Low TPMT activity reduces the conversion of 6MP to 6MMP (an inactive metabolite), and increases the relative conversion of 6MP to 6TGNs, the active metabolites. 6-TGNs are also metabolised by TPMT enzyme, which additionally leads to higher active 6TGN levels in TPMT deficient patients.
Almost all TPMT activity in blood is present in red cells and must be released by lysing the cells and measuring enzyme activity prior to analysis of the product (6MMP).
TPMT enzyme activity is genetically determined. Loss-of-function variants in TPMT gene cause low TPMT activity. This is inherited as a monogenic, autosomal co-dominant trait.

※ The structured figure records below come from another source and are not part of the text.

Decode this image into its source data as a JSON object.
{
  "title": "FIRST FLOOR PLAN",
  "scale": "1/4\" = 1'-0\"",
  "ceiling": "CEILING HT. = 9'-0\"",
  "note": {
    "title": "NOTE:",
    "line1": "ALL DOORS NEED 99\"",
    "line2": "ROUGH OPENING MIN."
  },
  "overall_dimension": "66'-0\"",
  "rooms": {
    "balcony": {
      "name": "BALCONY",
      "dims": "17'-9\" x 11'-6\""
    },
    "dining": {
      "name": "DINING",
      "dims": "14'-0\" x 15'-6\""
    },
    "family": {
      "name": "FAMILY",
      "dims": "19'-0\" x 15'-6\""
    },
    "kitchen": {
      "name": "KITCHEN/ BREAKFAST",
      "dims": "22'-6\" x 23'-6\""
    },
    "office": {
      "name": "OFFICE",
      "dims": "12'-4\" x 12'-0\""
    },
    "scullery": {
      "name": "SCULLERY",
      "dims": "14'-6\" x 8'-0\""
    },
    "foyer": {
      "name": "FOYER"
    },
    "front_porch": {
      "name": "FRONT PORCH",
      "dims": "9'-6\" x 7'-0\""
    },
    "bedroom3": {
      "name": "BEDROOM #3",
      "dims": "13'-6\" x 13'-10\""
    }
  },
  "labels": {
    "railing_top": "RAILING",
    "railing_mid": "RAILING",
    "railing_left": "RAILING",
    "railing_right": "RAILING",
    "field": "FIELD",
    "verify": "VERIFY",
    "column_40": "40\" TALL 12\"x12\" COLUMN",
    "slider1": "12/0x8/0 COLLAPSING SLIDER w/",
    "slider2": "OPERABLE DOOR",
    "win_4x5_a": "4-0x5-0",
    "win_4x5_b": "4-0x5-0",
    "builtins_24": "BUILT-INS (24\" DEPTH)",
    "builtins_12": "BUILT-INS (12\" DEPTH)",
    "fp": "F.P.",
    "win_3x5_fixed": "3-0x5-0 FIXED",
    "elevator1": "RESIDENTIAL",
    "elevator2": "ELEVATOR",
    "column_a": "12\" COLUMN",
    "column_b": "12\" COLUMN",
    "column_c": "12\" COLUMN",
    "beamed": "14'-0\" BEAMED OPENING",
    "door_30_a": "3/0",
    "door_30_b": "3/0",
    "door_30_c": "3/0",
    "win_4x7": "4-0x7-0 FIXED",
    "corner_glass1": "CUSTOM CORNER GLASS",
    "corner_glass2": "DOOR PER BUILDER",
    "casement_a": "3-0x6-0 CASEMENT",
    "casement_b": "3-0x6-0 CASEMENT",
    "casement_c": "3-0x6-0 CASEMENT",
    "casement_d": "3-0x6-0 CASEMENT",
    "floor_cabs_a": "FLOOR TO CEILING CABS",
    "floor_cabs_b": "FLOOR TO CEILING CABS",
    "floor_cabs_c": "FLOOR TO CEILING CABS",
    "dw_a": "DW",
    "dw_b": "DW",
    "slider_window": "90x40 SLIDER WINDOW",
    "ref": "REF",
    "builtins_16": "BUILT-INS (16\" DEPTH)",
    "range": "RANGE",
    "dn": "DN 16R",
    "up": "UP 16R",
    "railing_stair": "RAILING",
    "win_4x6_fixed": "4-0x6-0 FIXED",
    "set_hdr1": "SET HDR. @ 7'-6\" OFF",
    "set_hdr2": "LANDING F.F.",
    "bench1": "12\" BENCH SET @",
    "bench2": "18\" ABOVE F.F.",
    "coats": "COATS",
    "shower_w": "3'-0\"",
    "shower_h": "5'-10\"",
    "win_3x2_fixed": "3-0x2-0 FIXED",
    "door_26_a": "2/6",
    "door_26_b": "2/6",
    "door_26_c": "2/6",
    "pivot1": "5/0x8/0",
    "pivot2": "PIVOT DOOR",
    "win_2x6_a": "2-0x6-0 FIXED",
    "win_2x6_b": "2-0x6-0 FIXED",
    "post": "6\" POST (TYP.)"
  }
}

Testing for TPMT activity is recommended in all patients prior to starting a thiopurine drug. The most well established and important reason, and the primary benefit recognised in international guidelines, is to identify individuals who are homozygous or compound heterozygous carriers of inactivating/low activity TPMT alleles (i.e. carry two inactivating alleles). Such patients are classified to be poor metabolisers. Their prevalence is estimated to be 1 in 300. These patients have an extremely high concentration of 6-TGN if given a standard dose of thiopurine drugs and are at risk of rapid and potentially fatal bone marrow toxicity with leukopaenia. Alternative non-thiopurine therapy should be considered in this group of patients. If thiopurine drugs are used, they should be started at less than 10% of target dose.
Individuals who are heterozygous (carriers) for an inactivating TPMT allele (i.e. carry one inactivating allele plus one normal wild type allele) are classified as intermediate metabolisers. Approximately 10% of patients are in this category and some dose reduction in thiopurine drugs may also be appropriate in this group.
TPMT phenotype testing does not replace the need for clinical monitoring (including regular full blood counts) of patients treated with thiopurine drugs. TPMT genotyping is only routinely undertaken in children less than 16 years of age and for confirmation of suspected homozygous (or compound heterozygous) deficiency where TPMT activity is less than 50 ug/L RBC. Phenotype testing should not be requested for patients currently treated with thiopurine drugs.
Given that TPMT activity is measured in red blood cells, if a patient has had a blood transfusion within 30 to 60 days of testing, the patient’s true enzyme activity may not be accurately reflected.